Purpose: A newly recognized class of INK4 family of cyclin-dependent kinase inhibitors CDKIs) include its prototype, p16 (INK4A/MTS1/CDKN2), and three others, p15 (INK4B/MTS2), p18 (INK4C), and p19 (INK4D). The putative tumor suppressor gene, p16 is frequently altered in certain neoplasms and many cell lines. The potential role of INK4 CDKIs in pathogenesis of prostate carcinoma was studied.
Materials and methods: Thirty-two primary prostate cancer samples and two prostate cancer cell lines were examined for alterations of the p16, p15, p18, and p19 genes by polymerase chain reaction-single strand conformation polymorphism (PCR-SSCP) and Southern blot analysis.

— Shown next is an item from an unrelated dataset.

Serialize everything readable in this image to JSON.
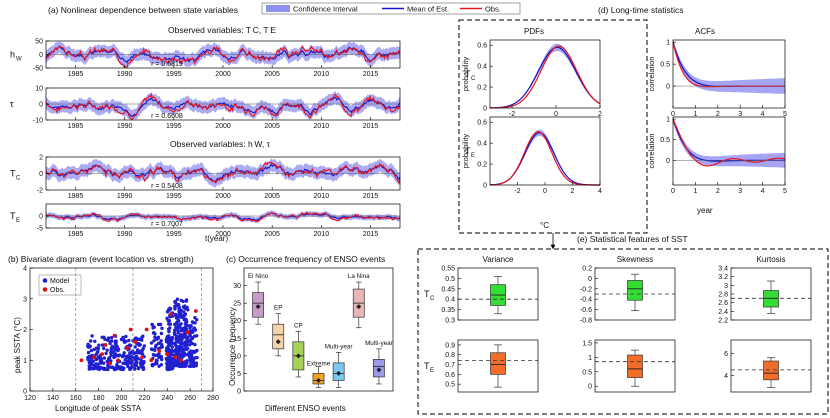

Results: Alteration of the p16 gene was found in one of 32 primary prostate cancer samples by PCR-SSCP. DNA sequencing of the sample showed a 24-basepair insertion in exon 1 of the p16 gene at codon 11. No other mutations were found in p15, p18, or p19 genes by PCR-SSCP. Furthermore, none of the p16, p15, p18, or p19 genes had alterations by Southern blot analysis.
Conclusions: These results indicate that structural abnormalities of the INK4 CDKIs is a rare event in prostate carcinoma, and the loss of function of INK4 CDKIs by other mechanisms, such as methylation should be further explored.